Hay varias razones para esto. En el caso de Job, Dios permitió que Su siervo sufriera para demostrarle a Satanás que Job no vivía una vida piadosa para beneficio personal, y Job fue ricamente recompensado más tarde por todo lo que había soportado.

Además, el pueblo de Dios no podría ser de mucha ayuda espiritual para otros si estuviera exento de los sufrimientos que otros tienen que soportar. En tal caso, los no salvos dirían: “¡Sí, puedes hablar!
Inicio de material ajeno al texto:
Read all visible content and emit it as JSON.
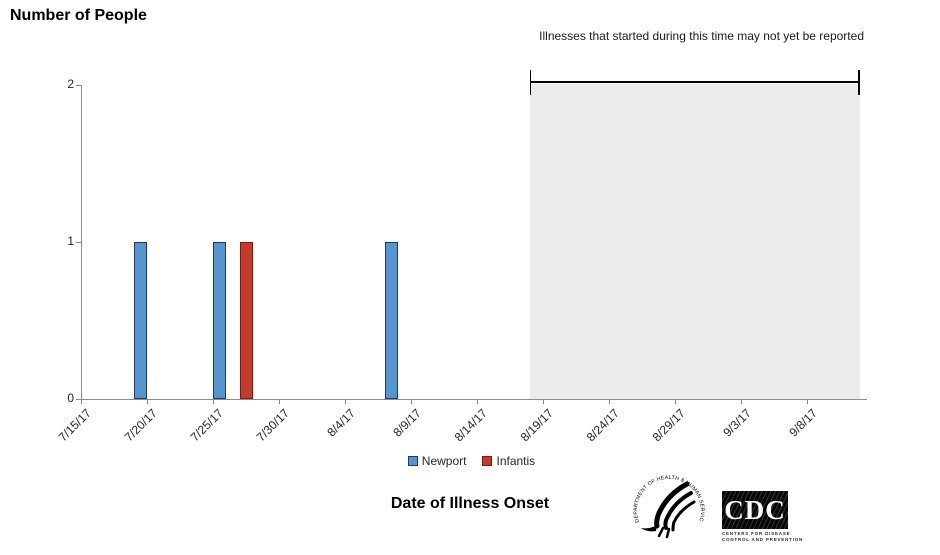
{
  "page": {
    "title": "Number of People",
    "x_axis_title": "Date of Illness Onset"
  },
  "annotation": {
    "text": "Illnesses that started during this time may not yet be reported"
  },
  "colors": {
    "newport_fill": "#5795CE",
    "newport_border": "#1F3864",
    "infantis_fill": "#C23B2C",
    "infantis_border": "#7B1D12",
    "shade": "#EBEBEB",
    "axis": "#8C8C8C",
    "bracket": "#000000"
  },
  "legend": {
    "items": [
      {
        "label": "Newport",
        "series": "newport"
      },
      {
        "label": "Infantis",
        "series": "infantis"
      }
    ]
  },
  "chart_data": {
    "type": "bar",
    "title": "Number of People",
    "xlabel": "Date of Illness Onset",
    "ylabel": "Number of People",
    "ylim": [
      0,
      2
    ],
    "yticks": [
      0,
      1,
      2
    ],
    "x_tick_labels": [
      "7/15/17",
      "7/20/17",
      "7/25/17",
      "7/30/17",
      "8/4/17",
      "8/9/17",
      "8/14/17",
      "8/19/17",
      "8/24/17",
      "8/29/17",
      "9/3/17",
      "9/8/17"
    ],
    "x_tick_interval_days": 5,
    "x_range": {
      "start": "7/15/17",
      "end": "9/12/17"
    },
    "grid": false,
    "legend_position": "bottom",
    "series": [
      {
        "name": "Newport",
        "color": "#5795CE",
        "points": [
          {
            "date": "7/19/17",
            "days_from_start": 4,
            "value": 1
          },
          {
            "date": "7/25/17",
            "days_from_start": 10,
            "value": 1
          },
          {
            "date": "8/7/17",
            "days_from_start": 23,
            "value": 1
          }
        ]
      },
      {
        "name": "Infantis",
        "color": "#C23B2C",
        "points": [
          {
            "date": "7/27/17",
            "days_from_start": 12,
            "value": 1
          }
        ]
      }
    ],
    "unreported_window": {
      "label": "Illnesses that started during this time may not yet be reported",
      "start_date": "8/18/17",
      "end_date": "9/12/17",
      "start_days_from_start": 34,
      "end_days_from_start": 59
    }
  },
  "logos": {
    "hhs_ring_text": "DEPARTMENT OF HEALTH & HUMAN SERVICES • USA",
    "cdc_acronym": "CDC",
    "cdc_caption_line1": "CENTERS FOR DISEASE",
    "cdc_caption_line2": "CONTROL AND PREVENTION"
  }
}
No sabes lo que es sufrir decepciones, enfermedades y dolores, como nosotros”.

Entonces también, debe recordarse que incluso el santo más piadoso no es perfecto y debe ser disciplinado a veces, “porque el Señor al que ama, disciplina y azota a todo el que recibe por hijo” (Hebreos 12:6). Esto se hace por nuestro bien, para guardarnos del pecado y sus consecuencias.
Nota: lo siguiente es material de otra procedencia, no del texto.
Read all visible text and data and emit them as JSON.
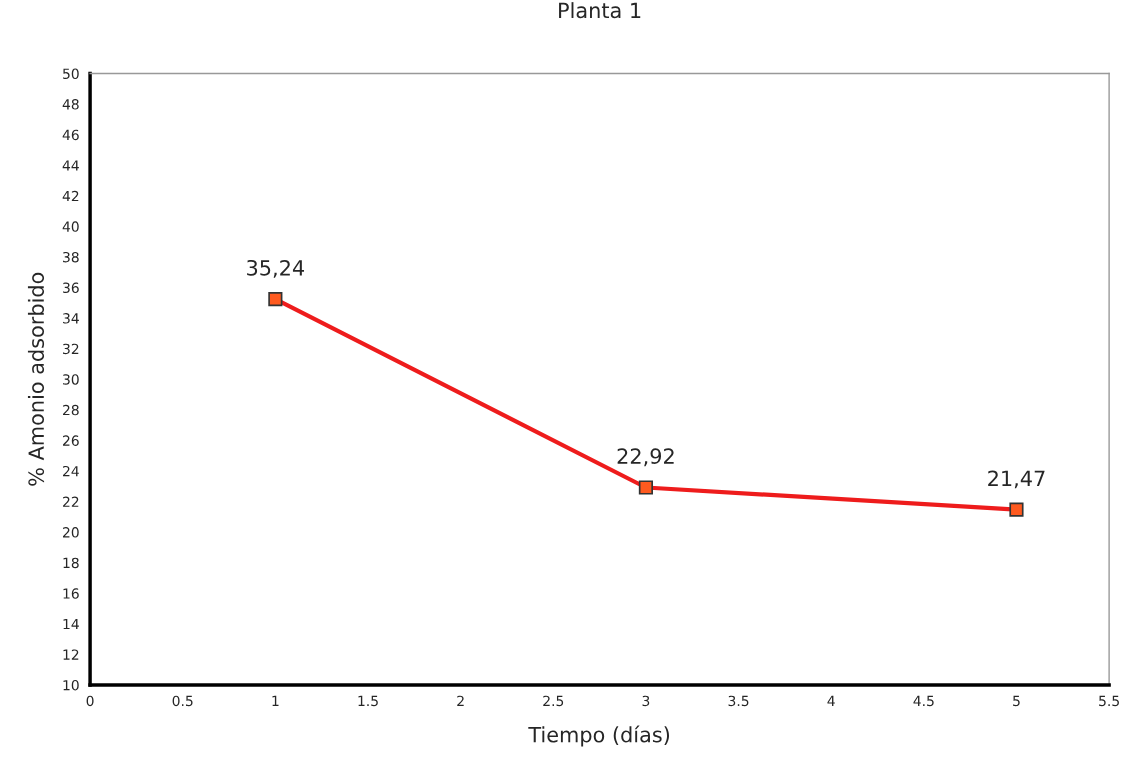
{
  "chart_data": {
    "type": "line",
    "title": "Planta 1",
    "xlabel": "Tiempo (días)",
    "ylabel": "% Amonio adsorbido",
    "x": [
      1,
      3,
      5
    ],
    "series": [
      {
        "color": "#ee1c1c",
        "values": [
          35.24,
          22.92,
          21.47
        ],
        "value_labels": [
          "35,24",
          "22,92",
          "21,47"
        ]
      }
    ],
    "xlim": [
      0,
      5.5
    ],
    "xticks": [
      0,
      0.5,
      1,
      1.5,
      2,
      2.5,
      3,
      3.5,
      4,
      4.5,
      5,
      5.5
    ],
    "ylim": [
      10,
      50
    ],
    "yticks": [
      10,
      12,
      14,
      16,
      18,
      20,
      22,
      24,
      26,
      28,
      30,
      32,
      34,
      36,
      38,
      40,
      42,
      44,
      46,
      48,
      50
    ],
    "grid": false,
    "legend": false,
    "marker": "square",
    "line_style": "solid"
  }
}
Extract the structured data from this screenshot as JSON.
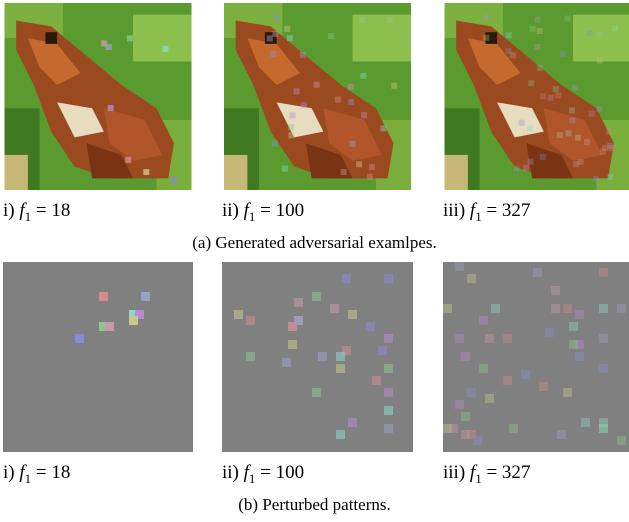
{
  "subfigures": [
    {
      "caption": "(a) Generated adversarial examlpes.",
      "panels": [
        {
          "prefix": "i)",
          "var": "f",
          "sub": "1",
          "eq": "=",
          "value": "18"
        },
        {
          "prefix": "ii)",
          "var": "f",
          "sub": "1",
          "eq": "=",
          "value": "100"
        },
        {
          "prefix": "iii)",
          "var": "f",
          "sub": "1",
          "eq": "=",
          "value": "327"
        }
      ]
    },
    {
      "caption": "(b) Perturbed patterns.",
      "panels": [
        {
          "prefix": "i)",
          "var": "f",
          "sub": "1",
          "eq": "=",
          "value": "18"
        },
        {
          "prefix": "ii)",
          "var": "f",
          "sub": "1",
          "eq": "=",
          "value": "100"
        },
        {
          "prefix": "iii)",
          "var": "f",
          "sub": "1",
          "eq": "=",
          "value": "327"
        }
      ]
    }
  ]
}
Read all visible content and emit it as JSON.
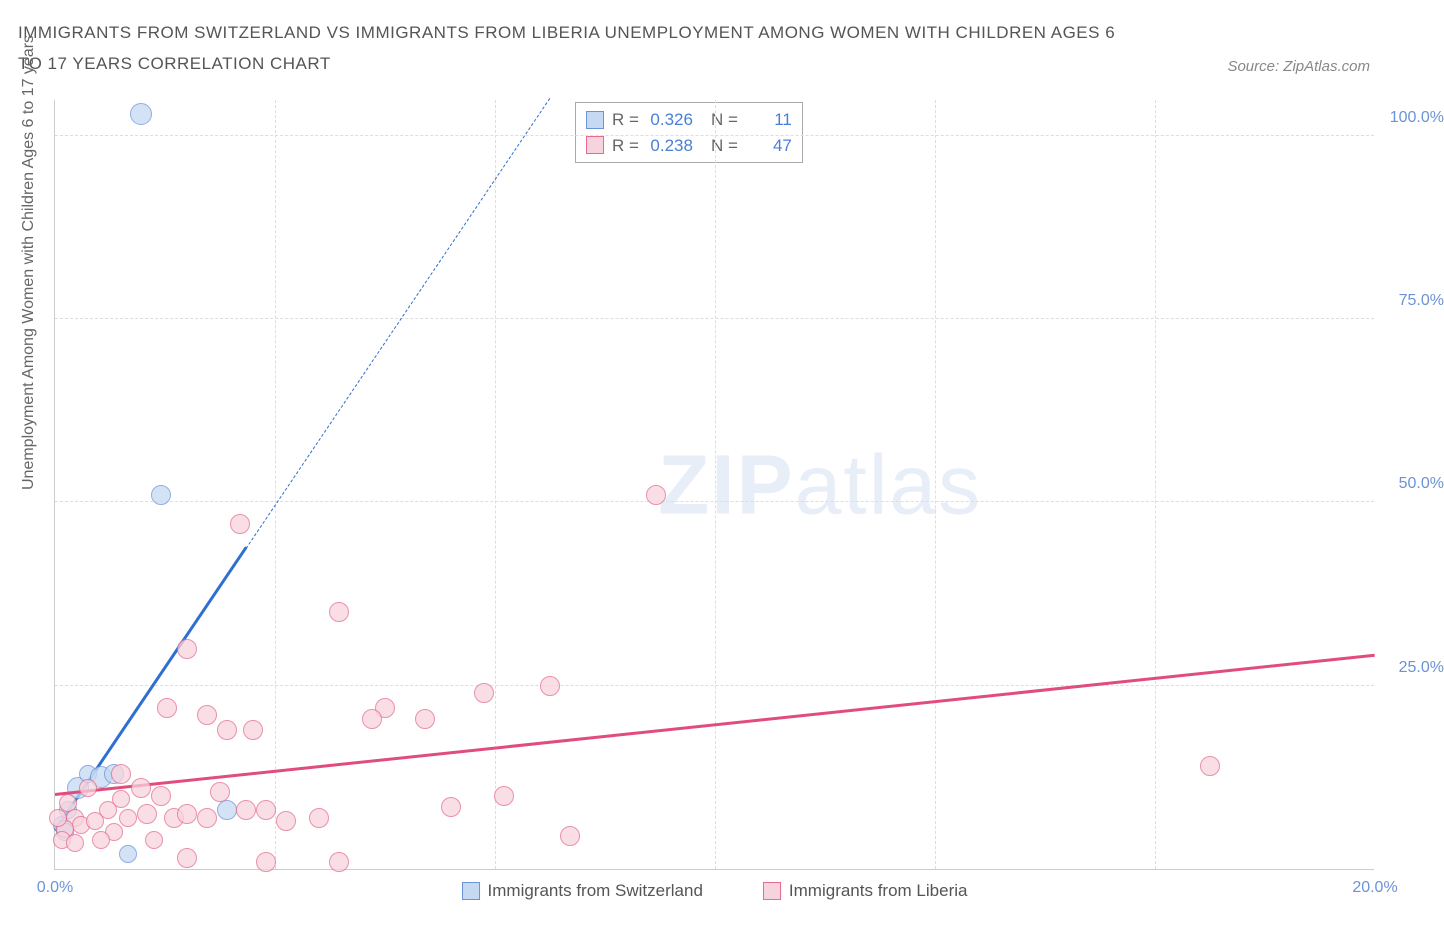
{
  "title": "IMMIGRANTS FROM SWITZERLAND VS IMMIGRANTS FROM LIBERIA UNEMPLOYMENT AMONG WOMEN WITH CHILDREN AGES 6 TO 17 YEARS CORRELATION CHART",
  "source_label": "Source: ZipAtlas.com",
  "y_axis_label": "Unemployment Among Women with Children Ages 6 to 17 years",
  "watermark_bold": "ZIP",
  "watermark_light": "atlas",
  "chart": {
    "type": "scatter",
    "xlim": [
      0,
      20
    ],
    "ylim": [
      0,
      105
    ],
    "x_ticks": [
      0,
      20
    ],
    "x_tick_labels": [
      "0.0%",
      "20.0%"
    ],
    "y_ticks": [
      25,
      50,
      75,
      100
    ],
    "y_tick_labels": [
      "25.0%",
      "50.0%",
      "75.0%",
      "100.0%"
    ],
    "x_grid": [
      3.33,
      6.66,
      10,
      13.33,
      16.66
    ],
    "tick_color": "#6b93d6",
    "background_color": "#ffffff",
    "grid_color": "#dddddd",
    "axis_color": "#cccccc"
  },
  "series": [
    {
      "name": "Immigrants from Switzerland",
      "color_fill": "#c6d9f2",
      "color_stroke": "#6b93d6",
      "marker_radius": 9,
      "r_label": "R =",
      "r_value": "0.326",
      "n_label": "N =",
      "n_value": "11",
      "trend": {
        "x1": 0,
        "y1": 5,
        "x2": 7.5,
        "y2": 105,
        "color": "#2f6fd0",
        "solid_until_x": 2.9
      },
      "points": [
        {
          "x": 1.3,
          "y": 103,
          "r": 11
        },
        {
          "x": 1.6,
          "y": 51,
          "r": 10
        },
        {
          "x": 0.1,
          "y": 6,
          "r": 9
        },
        {
          "x": 0.15,
          "y": 5,
          "r": 9
        },
        {
          "x": 0.35,
          "y": 11,
          "r": 11
        },
        {
          "x": 0.5,
          "y": 13,
          "r": 9
        },
        {
          "x": 0.7,
          "y": 12.5,
          "r": 11
        },
        {
          "x": 0.9,
          "y": 13,
          "r": 10
        },
        {
          "x": 1.1,
          "y": 2,
          "r": 9
        },
        {
          "x": 2.6,
          "y": 8,
          "r": 10
        },
        {
          "x": 0.2,
          "y": 8,
          "r": 9
        }
      ]
    },
    {
      "name": "Immigrants from Liberia",
      "color_fill": "#f7d4dd",
      "color_stroke": "#e56b8f",
      "marker_radius": 9,
      "r_label": "R =",
      "r_value": "0.238",
      "n_label": "N =",
      "n_value": "47",
      "trend": {
        "x1": 0,
        "y1": 10,
        "x2": 20,
        "y2": 29,
        "color": "#e04c7b",
        "solid_until_x": 20
      },
      "points": [
        {
          "x": 2.8,
          "y": 47,
          "r": 10
        },
        {
          "x": 9.1,
          "y": 51,
          "r": 10
        },
        {
          "x": 4.3,
          "y": 35,
          "r": 10
        },
        {
          "x": 2.0,
          "y": 30,
          "r": 10
        },
        {
          "x": 7.5,
          "y": 25,
          "r": 10
        },
        {
          "x": 6.5,
          "y": 24,
          "r": 10
        },
        {
          "x": 5.0,
          "y": 22,
          "r": 10
        },
        {
          "x": 5.6,
          "y": 20.5,
          "r": 10
        },
        {
          "x": 4.8,
          "y": 20.5,
          "r": 10
        },
        {
          "x": 2.3,
          "y": 21,
          "r": 10
        },
        {
          "x": 1.7,
          "y": 22,
          "r": 10
        },
        {
          "x": 3.0,
          "y": 19,
          "r": 10
        },
        {
          "x": 2.6,
          "y": 19,
          "r": 10
        },
        {
          "x": 17.5,
          "y": 14,
          "r": 10
        },
        {
          "x": 1.0,
          "y": 13,
          "r": 10
        },
        {
          "x": 1.3,
          "y": 11,
          "r": 10
        },
        {
          "x": 1.6,
          "y": 10,
          "r": 10
        },
        {
          "x": 0.2,
          "y": 9,
          "r": 9
        },
        {
          "x": 0.3,
          "y": 7,
          "r": 9
        },
        {
          "x": 0.4,
          "y": 6,
          "r": 9
        },
        {
          "x": 0.15,
          "y": 5.5,
          "r": 9
        },
        {
          "x": 0.6,
          "y": 6.5,
          "r": 9
        },
        {
          "x": 0.8,
          "y": 8,
          "r": 9
        },
        {
          "x": 0.9,
          "y": 5,
          "r": 9
        },
        {
          "x": 1.1,
          "y": 7,
          "r": 9
        },
        {
          "x": 1.4,
          "y": 7.5,
          "r": 10
        },
        {
          "x": 1.8,
          "y": 7,
          "r": 10
        },
        {
          "x": 2.0,
          "y": 7.5,
          "r": 10
        },
        {
          "x": 2.3,
          "y": 7,
          "r": 10
        },
        {
          "x": 2.9,
          "y": 8,
          "r": 10
        },
        {
          "x": 3.2,
          "y": 8,
          "r": 10
        },
        {
          "x": 3.5,
          "y": 6.5,
          "r": 10
        },
        {
          "x": 4.0,
          "y": 7,
          "r": 10
        },
        {
          "x": 6.8,
          "y": 10,
          "r": 10
        },
        {
          "x": 7.8,
          "y": 4.5,
          "r": 10
        },
        {
          "x": 4.3,
          "y": 1,
          "r": 10
        },
        {
          "x": 3.2,
          "y": 1,
          "r": 10
        },
        {
          "x": 2.0,
          "y": 1.5,
          "r": 10
        },
        {
          "x": 0.5,
          "y": 11,
          "r": 9
        },
        {
          "x": 0.05,
          "y": 7,
          "r": 9
        },
        {
          "x": 0.1,
          "y": 4,
          "r": 9
        },
        {
          "x": 0.3,
          "y": 3.5,
          "r": 9
        },
        {
          "x": 1.5,
          "y": 4,
          "r": 9
        },
        {
          "x": 6.0,
          "y": 8.5,
          "r": 10
        },
        {
          "x": 1.0,
          "y": 9.5,
          "r": 9
        },
        {
          "x": 2.5,
          "y": 10.5,
          "r": 10
        },
        {
          "x": 0.7,
          "y": 4,
          "r": 9
        }
      ]
    }
  ]
}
Finalmente, el sufrimiento y la adversidad tienden a hacer que los hijos de Dios oren más y se apoyen más en Él, y en esto radica su fortaleza y bendición espiritual. San Pablo dijo: “Me complazco en las debilidades… porque cuando soy débil, entonces soy fuerte” (II Cor. 12:10).

Pero hay una gran ventaja doble que el cristiano que sufre tiene sobre los demás. En primer lugar, sus sufrimientos son solo temporales y, en segundo lugar, le otorgan la gloria eterna.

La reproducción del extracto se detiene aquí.